Con l’aggravante che chi pensa o invita a ritenere possibile che una delle due parti prevalga in modo totale sull’altra, non si fa scrupoli di trasformare non solo Russia e Ucraina in una macelleria a cielo aperto, ma pone le basi perché il rischio di guerra si allarghi all’intero continente europeo.

L’appoggio che l’Europa, gli Stati Uniti e la Nato stanno dando al governo di Kiev – finanziario, umanitario e bellico – è stato negli ultimi 12 mesi sincero, grande e unitario, anche se ovviamente in alcuni momenti si sono confrontate visioni diverse sulle scelte da fare che hanno però trovato sempre un momento di sintesi. Ma se la guerra dovesse continuare a lungo è assai probabile che le diverse sensibilità e visioni del fronte pro Ucraina possano trasformarsi in punti di vista destinati a incrinare l’unità.
Non è detto infatti che uno o più fondatori dell’Unione europea vogliano seguire sempre e in ogni caso le scelte del più forte degli alleati – gli Stati Uniti – le cui mosse non guardano solo allo scacchiere europeo ma si allargano a quello asiatico e al confronto a distanza con la Cina. E Washington potrebbe non avere problemi a una interminabile guerra di attrito nel cuore dell’Europa essendo lontana migliaia di chilometri e protetta dall’Oceano.
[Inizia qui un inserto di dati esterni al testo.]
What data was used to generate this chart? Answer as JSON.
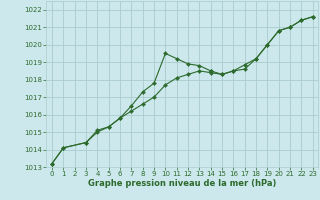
{
  "background_color": "#cce8ec",
  "grid_color": "#aacccc",
  "line_color": "#2d6a2d",
  "ylim": [
    1013,
    1022.5
  ],
  "xlim": [
    -0.5,
    23.5
  ],
  "yticks": [
    1013,
    1014,
    1015,
    1016,
    1017,
    1018,
    1019,
    1020,
    1021,
    1022
  ],
  "xticks": [
    0,
    1,
    2,
    3,
    4,
    5,
    6,
    7,
    8,
    9,
    10,
    11,
    12,
    13,
    14,
    15,
    16,
    17,
    18,
    19,
    20,
    21,
    22,
    23
  ],
  "series1_x": [
    0,
    1,
    3,
    4,
    5,
    6,
    7,
    8,
    9,
    10,
    11,
    12,
    13,
    14,
    15,
    16,
    17,
    18,
    19,
    20,
    21,
    22,
    23
  ],
  "series1_y": [
    1013.2,
    1014.1,
    1014.4,
    1015.1,
    1015.3,
    1015.8,
    1016.2,
    1016.6,
    1017.0,
    1017.7,
    1018.1,
    1018.3,
    1018.5,
    1018.4,
    1018.3,
    1018.5,
    1018.6,
    1019.2,
    1020.0,
    1020.8,
    1021.0,
    1021.4,
    1021.6
  ],
  "series2_x": [
    0,
    1,
    3,
    4,
    5,
    6,
    7,
    8,
    9,
    10,
    11,
    12,
    13,
    14
  ],
  "series2_y": [
    1013.2,
    1014.1,
    1014.4,
    1015.0,
    1015.3,
    1015.8,
    1016.5,
    1017.3,
    1017.8,
    1019.5,
    1019.2,
    1018.9,
    1018.8,
    1018.5
  ],
  "series3_x": [
    14,
    15,
    16,
    17,
    18,
    19,
    20,
    21,
    22,
    23
  ],
  "series3_y": [
    1018.5,
    1018.3,
    1018.5,
    1018.85,
    1019.2,
    1020.0,
    1020.8,
    1021.0,
    1021.4,
    1021.6
  ],
  "xlabel": "Graphe pression niveau de la mer (hPa)",
  "tick_fontsize": 5.0,
  "label_fontsize": 6.0
}
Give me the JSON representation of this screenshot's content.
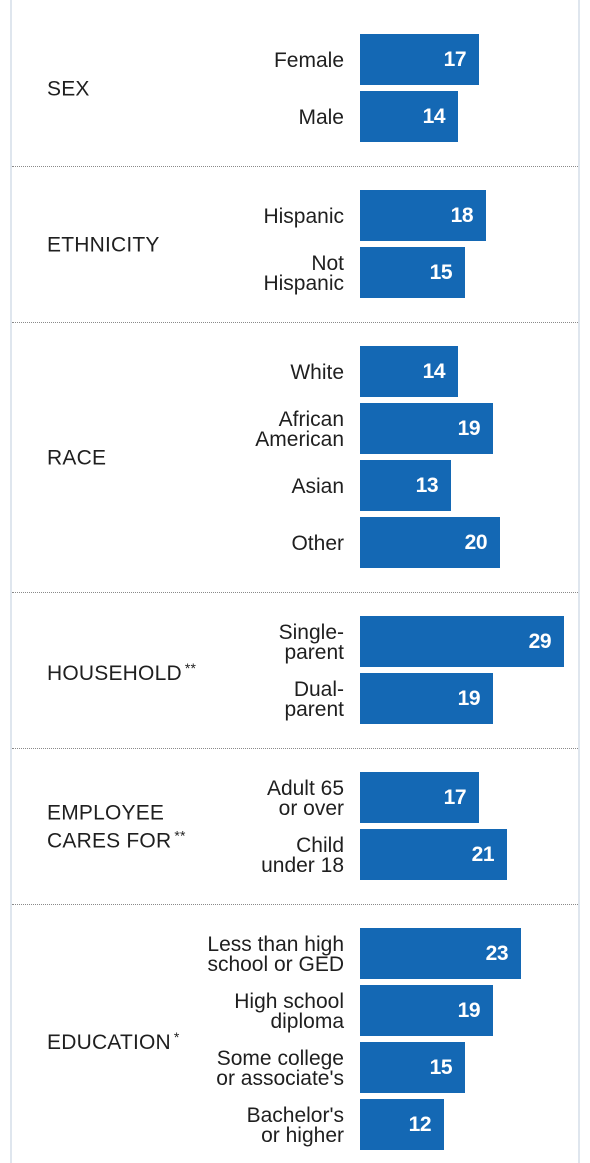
{
  "chart_data": {
    "type": "bar",
    "orientation": "horizontal",
    "bar_color": "#1468b4",
    "groups": [
      {
        "label": [
          "SEX"
        ],
        "stars": "",
        "items": [
          {
            "label": [
              "Female"
            ],
            "value": 17
          },
          {
            "label": [
              "Male"
            ],
            "value": 14
          }
        ]
      },
      {
        "label": [
          "ETHNICITY"
        ],
        "stars": "",
        "items": [
          {
            "label": [
              "Hispanic"
            ],
            "value": 18
          },
          {
            "label": [
              "Not",
              "Hispanic"
            ],
            "value": 15
          }
        ]
      },
      {
        "label": [
          "RACE"
        ],
        "stars": "",
        "items": [
          {
            "label": [
              "White"
            ],
            "value": 14
          },
          {
            "label": [
              "African",
              "American"
            ],
            "value": 19
          },
          {
            "label": [
              "Asian"
            ],
            "value": 13
          },
          {
            "label": [
              "Other"
            ],
            "value": 20
          }
        ]
      },
      {
        "label": [
          "HOUSEHOLD"
        ],
        "stars": "**",
        "items": [
          {
            "label": [
              "Single-",
              "parent"
            ],
            "value": 29
          },
          {
            "label": [
              "Dual-",
              "parent"
            ],
            "value": 19
          }
        ]
      },
      {
        "label": [
          "EMPLOYEE",
          "CARES FOR"
        ],
        "stars": "**",
        "items": [
          {
            "label": [
              "Adult 65",
              "or over"
            ],
            "value": 17
          },
          {
            "label": [
              "Child",
              "under 18"
            ],
            "value": 21
          }
        ]
      },
      {
        "label": [
          "EDUCATION"
        ],
        "stars": "*",
        "items": [
          {
            "label": [
              "Less than high",
              "school or GED"
            ],
            "value": 23
          },
          {
            "label": [
              "High school",
              "diploma"
            ],
            "value": 19
          },
          {
            "label": [
              "Some college",
              "or associate's"
            ],
            "value": 15
          },
          {
            "label": [
              "Bachelor's",
              "or higher"
            ],
            "value": 12
          }
        ]
      }
    ]
  }
}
Anche gli interessi (e le sacrosante preoccupazioni) dei Paesi dell’Europa orientale e del Baltico che sono a ridosso dei confini russi potrebbero creare problemi all’alleanza se le loro politiche saranno indirizzate verso un massiccio riarmo accompagnato dalla richiesta di spostare l’arsenale atomico occidentale sempre più verso est. Oggi, almeno per le nazioni che fanno parte della Nato, l’articolo 5 del trattato garantisce il quasi automatico intervento in soccorso di un Paese membro la cui integrità territoriale fosse violata da un aggressore esterno.
I tempi lunghi di una guerra di attrito possono dunque incidere seriamente nei rapporti interni alla alleanza Nato e non è detto che l’unità di interessi resti sempre quella che c’è adesso. Mai dimenticare che negli anni precedenti all’invasione russa dell’Ucraina, l’Occidente nelle sue varie articolazioni politiche e militare non è stato in grado di elaborare una politica capace di far rispettare, ai russi come agli ucraini, gli accordi di Minsk che avevano provato a congelare il conflitto a bassa intensità del Donbass. Così come Stati Uniti, Europa e Nato non sono stati capaci di trovare politiche capaci di impedire, e poi di rendere impossibile, l’invasione russa della Crimea del 2014.
Ovviamente, l’Italia ha vissuto e vivrà questa stagione in prima linea. La sacrosanta decisione di schierarsi al fianco dell’Ucraina, di contribuire per quanto possiamo agli aiuti militari a Kiev, non deve però ostacolare gli sforzi per indicare una strada capace di fermare la guerra e di affermare i valori della pace e della risoluzione dei conflitti attraverso la diplomazia. In questi mesi, il dibattito interno ha però vissuto momenti di bassissimo livello: con le uscite pro Russia di Silvio Berlusconi e della Lega (oltre che di qualche minoritario nostalgico della fu Unione Sovietica), di una parte dell’area pacifista più incline alla soluzione non diamo le armi al premier Zelensky senza dire che ciò porterebbe velocemente i soldati russi a Kiev, con la caccia degli ultrà atlantici ai filorussi con allegate liste di proscrizione senza senso.
Il dibattito, secondo un antico stile italiano, è stato più rivolto agli equilibri politici interni tra i partiti e tra le correnti dei singoli partiti che alla ricerca del modo migliore per affrontare la crisi, fermare i russi e aiutare a trovare un percorso che faccia tacere le armi.